The Brenda prospect was officially the Brenda Pool.
Confounding Seismic
To shore up its interpretations, Oilexco made nine more clustered penetrations, he said.
“Why drill so many wells? Economics,” he said. While one well may cost up to $10 million, an additional directional leg off the original may cost only $1.5 million.
The Shelly pool is a case in point.
It appeared to be similar to Brenda; early wells gave about 2,400 barrels a day and 2,100 barrels of water, but it never was followed up, Christensen said.
Five dry holes forced the company to re-evaluate its original model.
“I began calling it ‘The Incredible Shrinking Shelly Project,’” he said. “We decided it was a stratigraphic trap, but a structure we hadn’t seen.”
Gas escaping from the Upper Jurassic confounded the seismic, making it tough to interpret, Christensen said.
Oilexco was drilling in an area dubbed the “North Sea’s Bermuda Triangle.”
Some old maps even advised ships to steer clear of the area because of gas escaping from the seabed, he said.
After analyzing the gas problem, Christensen voted against abandoning the prospect, and one more well was drilled to the east, “away from where the seismic indicated.”
The result: 3,082 barrels per day, with no water or sand.
“The field was almost invisible” to seismic, Christensen said.
The company acquired an adjacent block and drilled a 14-sidetrack cluster to delineate its findings.
“Seismic was useless – we needed good, old-fashioned geology,” Christensen said.
“It’s an adventure – I’ve found myself arguing with our own geophysicist,” he added. “He just couldn’t believe the seismic would ever lie.”
Stressed for Success
Other factors in Oilexco’s productivity are a willingness to act on “slightly informed decisions” and being ready to succeed.
To avoid being “held hostage” by drilling rig availability, the company signed one, then another, long-term charter one rigs.
“We have to keep them drilling every day,” Christensen said.
“This summer we had a third rig for a 90-day window, and had to keep them all busy constantly.

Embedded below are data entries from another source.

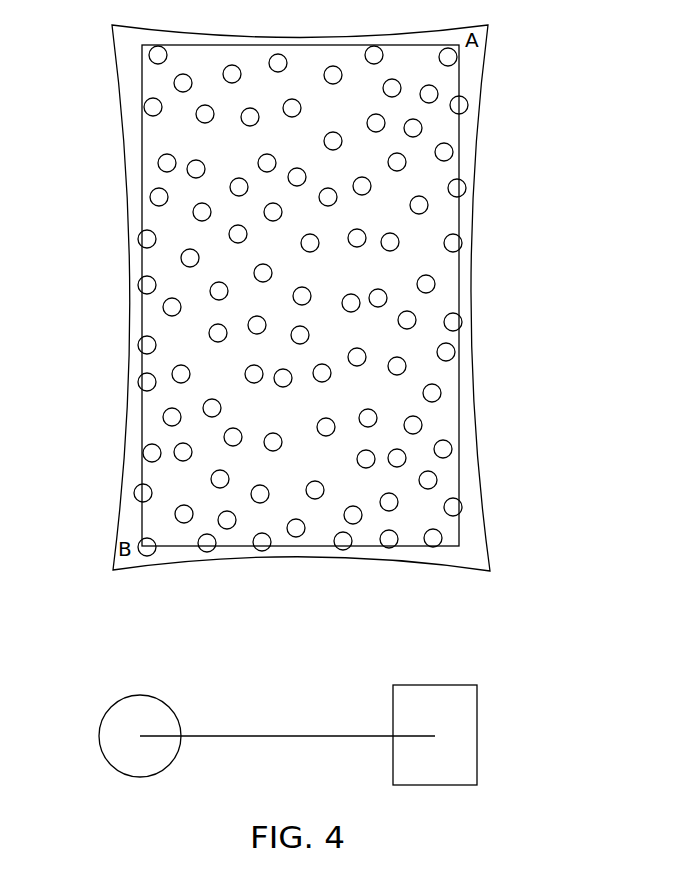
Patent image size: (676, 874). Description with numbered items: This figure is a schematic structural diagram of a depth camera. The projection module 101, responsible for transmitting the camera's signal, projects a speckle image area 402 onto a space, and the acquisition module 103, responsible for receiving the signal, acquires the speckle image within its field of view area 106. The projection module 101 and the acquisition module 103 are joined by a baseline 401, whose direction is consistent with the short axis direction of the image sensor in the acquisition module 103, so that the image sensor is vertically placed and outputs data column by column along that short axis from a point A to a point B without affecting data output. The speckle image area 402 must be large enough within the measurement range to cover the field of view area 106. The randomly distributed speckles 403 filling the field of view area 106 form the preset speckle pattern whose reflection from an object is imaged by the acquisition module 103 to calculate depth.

The projection module 101 is at (150, 695).
The acquisition module 103 is at (433, 684).
The field of view area 106 is at (140, 326).
The baseline 401 is at (257, 736).
The speckle image area 402 is at (471, 277).
The micro-structure dots 403 is at (444, 439).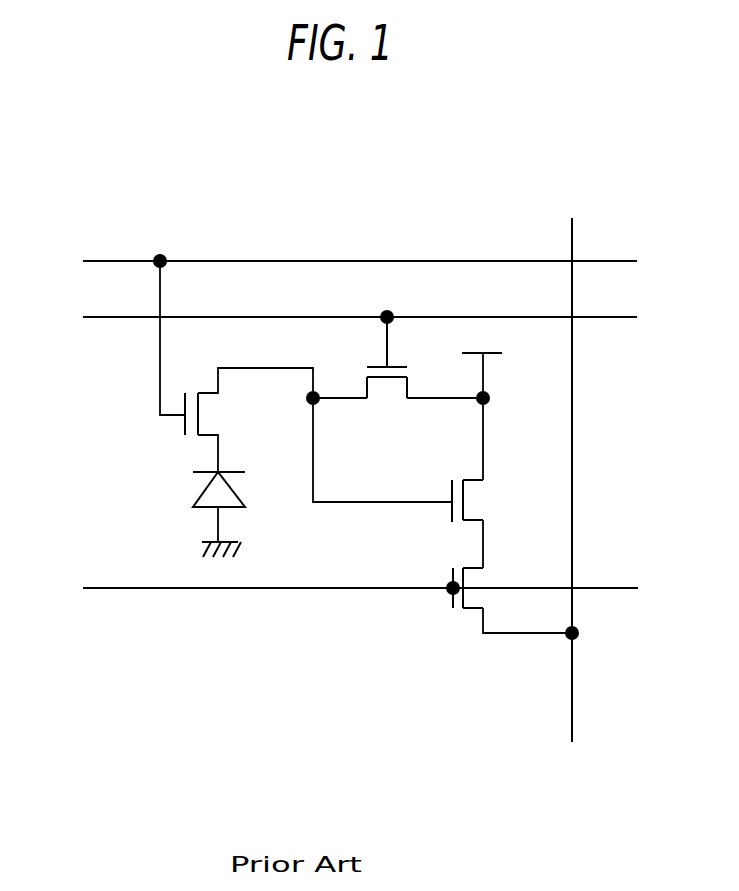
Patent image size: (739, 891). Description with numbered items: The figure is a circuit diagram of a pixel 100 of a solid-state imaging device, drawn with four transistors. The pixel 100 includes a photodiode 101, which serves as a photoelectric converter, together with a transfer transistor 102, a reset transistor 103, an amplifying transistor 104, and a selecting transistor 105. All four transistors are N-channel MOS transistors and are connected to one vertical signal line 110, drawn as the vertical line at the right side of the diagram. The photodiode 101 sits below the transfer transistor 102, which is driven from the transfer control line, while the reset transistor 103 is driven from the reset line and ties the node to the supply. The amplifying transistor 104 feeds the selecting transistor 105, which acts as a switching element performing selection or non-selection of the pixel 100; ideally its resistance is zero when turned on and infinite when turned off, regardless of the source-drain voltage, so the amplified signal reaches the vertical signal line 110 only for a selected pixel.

The pixel 100 is at (480, 205).
The photodiode 101 is at (210, 495).
The transfer transistor 102 is at (210, 414).
The reset transistor 103 is at (385, 383).
The amplifying transistor 104 is at (473, 500).
The selecting transistor 105 is at (478, 581).
The vertical signal line 110 is at (575, 672).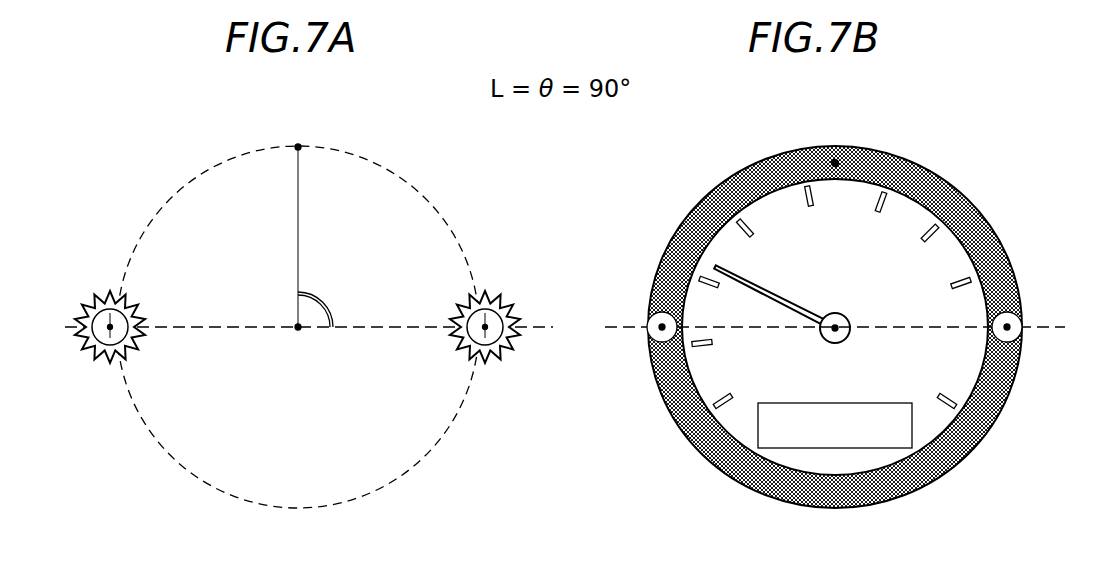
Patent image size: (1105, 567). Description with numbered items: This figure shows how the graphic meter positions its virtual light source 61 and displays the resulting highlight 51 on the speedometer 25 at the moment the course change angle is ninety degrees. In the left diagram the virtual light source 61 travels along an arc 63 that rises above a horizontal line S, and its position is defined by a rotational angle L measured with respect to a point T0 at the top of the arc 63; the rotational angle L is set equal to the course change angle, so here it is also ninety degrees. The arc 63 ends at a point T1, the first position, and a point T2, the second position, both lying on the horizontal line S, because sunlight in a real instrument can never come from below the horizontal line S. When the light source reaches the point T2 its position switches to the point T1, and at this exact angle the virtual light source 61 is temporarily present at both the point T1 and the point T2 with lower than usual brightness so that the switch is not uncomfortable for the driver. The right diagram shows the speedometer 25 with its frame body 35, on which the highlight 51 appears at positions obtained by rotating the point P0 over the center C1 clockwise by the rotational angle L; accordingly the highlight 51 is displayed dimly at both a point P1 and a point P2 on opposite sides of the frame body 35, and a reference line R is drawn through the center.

In FIG. 7A, the virtual light source 61 is at (95, 302).
In FIG. 7A, the arc 63 is at (416, 180).
In FIG. 7A, the point T0 is at (300, 142).
In FIG. 7A, the point T1 is at (112, 340).
In FIG. 7A, the point T2 is at (487, 340).
In FIG. 7A, the horizontal line S is at (537, 330).
In FIG. 7A, the rotational angle L is at (317, 304).
In FIG. 7B, the speedometer 25 is at (775, 153).
In FIG. 7B, the frame body 35 is at (948, 190).
In FIG. 7B, the point P0 is at (838, 161).
In FIG. 7B, the point P1 is at (650, 313).
In FIG. 7B, the point P2 is at (1020, 313).
In FIG. 7B, the highlight 51 is at (647, 350).
In FIG. 7B, the center C1 is at (828, 342).
In FIG. 7B, the reference line R is at (1045, 330).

“That’s not something I want to do again soon. My department has about 20 people and we’re spread pretty thin,” he said.
Christensen said Oilexco and the North Sea venture allowed him to use his training and experience to the fullest.
He recalled a quote from his mentor, legendary oil finder (and AAPG Honorary Member and Distinguished Service Award recipient) John Masters:
“You have to recognize that every ‘out front’ maneuver that you make is going to be lonely. It will give you anxious moments, but if you’re not doing anything that worries you, if you feel entirely comfortable, then you aren’t far enough ahead to do any good.
“That warm sense of everything going well is usually the body temperature at the center of the herd, way back from the front.
“Only if you’re far enough ahead to be at risk – do you have a chance for large rewards.”